Tiefen und Höhen

Josie

36 32-49 Minuten 0 Kommentare
Tiefen und Höhen

Tiefen und Höhen

Gero Hard

Noch bevor ich richtig aus dem Rattansessel hochkam, hatte Chris bereits den Summer gedrückt. Ich hörte Stimmen, erst leise, dann lauter werdend. Stimmen, die ich nur zu gut kannte.
Mein Schatz hatte heimlich ein paar lange Gespräche mit meinen Eltern geführt, an dessen Ende er sie eingeladen hatte, uns zu besuchen. Es war ihm einfach wichtig, für klare Verhältnisse zwischen ihnen und mir zu sorgen, bevor er mir einen Antrag machen wollte.

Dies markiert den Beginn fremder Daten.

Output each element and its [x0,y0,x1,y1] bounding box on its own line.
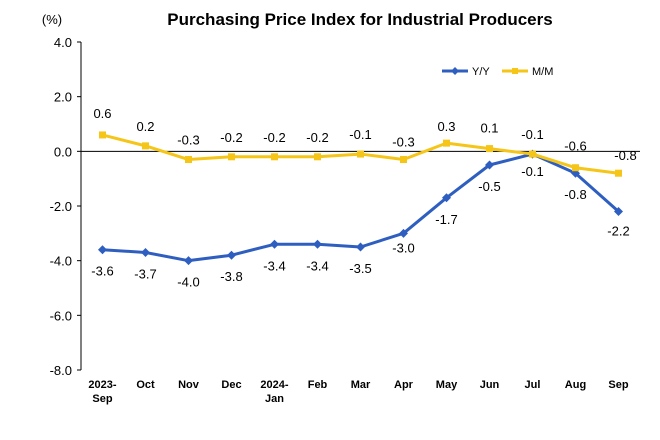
x-tick-line: 2024- [260,379,288,391]
data-point-y-y [270,239,279,249]
data-point-y-y [141,247,150,257]
data-point-y-y [614,206,623,216]
x-tick-line: Nov [178,379,200,391]
data-label-y-y: -0.8 [564,187,586,202]
data-point-y-y [485,160,494,170]
data-point-m-m [99,131,106,139]
data-label-y-y: -3.8 [220,269,242,284]
x-tick-line: Jan [265,393,284,405]
data-point-y-y [184,256,193,266]
data-point-m-m [615,169,622,177]
data-point-y-y [98,245,107,255]
data-point-m-m [572,164,579,172]
x-tick-label: Jun [480,379,500,391]
data-label-y-y: -0.1 [521,164,543,179]
data-label-m-m: 0.2 [136,119,154,134]
x-tick-label: Nov [178,379,200,391]
data-label-y-y: -3.5 [349,261,371,276]
x-tick-label: 2023- Sep [88,379,116,405]
data-label-y-y: -3.4 [306,258,328,273]
x-tick-line: Dec [221,379,241,391]
x-tick-line: Sep [608,379,628,391]
data-point-y-y [442,193,451,203]
data-label-y-y: -4.0 [177,275,199,290]
x-tick-label: Jul [525,379,541,391]
x-tick-label: Dec [221,379,241,391]
y-tick-label: -6.0 [50,308,72,323]
y-unit-label: (%) [42,12,62,27]
x-tick-label: Oct [136,379,155,391]
y-tick-label: 2.0 [54,90,72,105]
data-label-m-m: -0.2 [263,130,285,145]
data-point-m-m [185,156,192,164]
x-tick-line: Jun [480,379,500,391]
x-tick-line: Mar [351,379,371,391]
x-tick-label: May [436,379,458,391]
data-point-m-m [314,153,321,161]
data-point-m-m [529,150,536,158]
y-tick-label: 4.0 [54,35,72,50]
data-label-m-m: -0.1 [521,127,543,142]
x-tick-line: Apr [394,379,414,391]
y-tick-label: 0.0 [54,144,72,159]
data-point-y-y [356,242,365,252]
y-tick-label: -4.0 [50,254,72,269]
legend-marker-y-y [451,67,459,75]
y-tick-label: -2.0 [50,199,72,214]
data-labels: -3.6 -3.7 -4.0 -3.8 -3.4 -3.4 -3.5 -3.0 -1.7 -0.5… [91,106,636,290]
x-tick-label: Mar [351,379,371,391]
data-point-m-m [357,150,364,158]
data-label-m-m: -0.3 [177,133,199,148]
data-label-y-y: -1.7 [435,212,457,227]
data-label-y-y: -3.0 [392,240,414,255]
x-tick-label: Apr [394,379,414,391]
data-point-y-y [313,239,322,249]
data-point-m-m [400,156,407,164]
data-label-m-m: -0.2 [220,130,242,145]
data-point-m-m [486,145,493,153]
x-tick-line: Aug [565,379,586,391]
data-point-m-m [271,153,278,161]
axes: 4.0 2.0 0.0 -2.0 -4.0 -6.0 -8.0 2023- Sep Oct Nov D… [50,35,640,405]
x-tick-line: May [436,379,458,391]
data-label-y-y: -3.7 [134,266,156,281]
legend-label-y-y: Y/Y [472,66,490,78]
legend: Y/Y M/M [442,66,553,78]
legend-label-m-m: M/M [532,66,553,78]
data-point-m-m [443,139,450,147]
chart-title: Purchasing Price Index for Industrial Pr… [167,10,552,29]
data-label-m-m: 0.3 [437,119,455,134]
x-tick-label: Aug [565,379,586,391]
data-label-y-y: -3.4 [263,258,285,273]
y-tick-label: -8.0 [50,363,72,378]
data-point-m-m [142,142,149,150]
x-tick-line: Jul [525,379,541,391]
data-label-m-m: -0.2 [306,130,328,145]
data-label-y-y: -2.2 [607,223,629,238]
data-point-y-y [227,250,236,260]
series-layer [98,131,623,266]
data-label-m-m: 0.1 [480,121,498,136]
x-tick-line: Sep [92,393,112,405]
x-tick-line: Oct [136,379,155,391]
data-label-m-m: 0.6 [93,106,111,121]
x-tick-label: Feb [308,379,328,391]
x-tick-line: Feb [308,379,328,391]
data-label-m-m: -0.1 [349,127,371,142]
data-label-y-y: -0.5 [478,179,500,194]
data-point-y-y [399,228,408,238]
x-tick-label: Sep [608,379,628,391]
legend-marker-m-m [512,68,518,74]
x-tick-line: 2023- [88,379,116,391]
x-tick-label: 2024- Jan [260,379,288,405]
data-point-m-m [228,153,235,161]
data-label-m-m: -0.3 [392,135,414,150]
data-label-m-m: -0.8 [614,148,636,163]
data-label-y-y: -3.6 [91,264,113,279]
data-label-m-m: -0.6 [564,139,586,154]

Mein Vater stand da, mit einem Blumenstrauß in der Hand und meine Mutter mit Tränen in den Augen. Blut ist eben doch dicker als Wasser und es brauchte keine Worte der Entschuldigung, um uns lange in den Armen zu liegen. Uns allen war auch ohne große Worte klar, wie dumm wir uns nach der Aktion mit dem Dreier verhalten hatten.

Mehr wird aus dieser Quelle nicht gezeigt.